Ian Mackay Remixes & Remasters 7Seconds 1986 Vital Release ‘New Wind’ (ALBUM REVIEW)

For this reissue of 7Seconds 1986 release New Wind, original producer Ian MacKaye and Inner Ear Studios’ Don Zientara ‘reimagined’ the album, delivering Change In My Head. The effort removes some songs, remixes the full record, plays with the track order and unearths a few unreleased gems from the original recording session. 

New Wind, the title alone declared a change was coming, and it is the 7Seconds album that most original fans felt started moving the group too far from their punk/hardcore roots. MacKaye and Zientara worked to perk up the sound a touch, yet this restored effort still clearly displays a band in transition. 7Seconds, Kevin (Seconds) and Steve (Youth) Marvelli, along with drummer Troy Mowat, were moving away from their punk hardcore youth, growing up, finding jobs, having babies, and looking to expand their sound. 

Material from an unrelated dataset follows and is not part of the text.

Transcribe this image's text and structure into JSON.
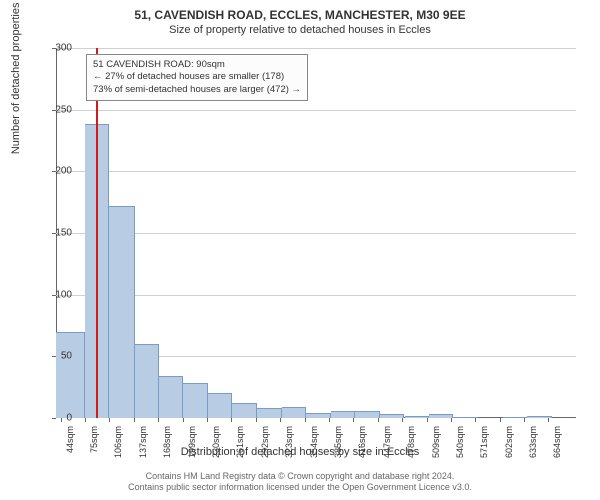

They looked towards artists like U2 (who they thanked in the original liner notes), The Replacements, and more indie rock of the time for inspiration. “Expect to Change” has the Irish band’s influence running through it while still staying heavy, and “Somebody Help Me Scream” would not have been out of place as a Tim outtake. For a band that was pivotal to the straight edge Youth Crew movement, this shift was a bit too mainstream for fans, yet the album has become incredibly inspirational for future pop-punk artists. 

That’s where the meat of the record lives, the melodic “Grown Apart” could speak to the scene or life itself, the gang vocals and layered sounds of “Put These Words To Music” had a direct effect on bands like Pennywise and “Man Enough To Care” displays lyrics that influenced future emo artists. 7Seconds kept things rumbling on the bright “New Wind” with its “woah-ho” yells, the bumping “Tied Up In Rhythm” and the anthemic “Still Believe” which slams excellently. A few efforts like “The Inside” and “Just One Day” sound like love children between Dinosaur Jr’s aggression and Soul Asylum’s catchy indie rock. 

MacKaye and Zientara’s best work finds them completely (and thankfully) cutting the original album’s experimental closer, the eight-minute “Could Blind Jam,” while unearthing two tunes, “Compro” and “Change In My Head,” that are the heaviest, most hardcore offerings on the album. Clearly, with the original release, 7Seconds wanted to excise these raw bangers for more polished tunes, but now these newly delivered songs add much-needed grit to the record, elevating the project.

   Long time 7Seconds fans will likely stick with New Wind (which is also being remastered and released), however Change In My Head will bring a fresh perspective to an album that could certainly benefit from it.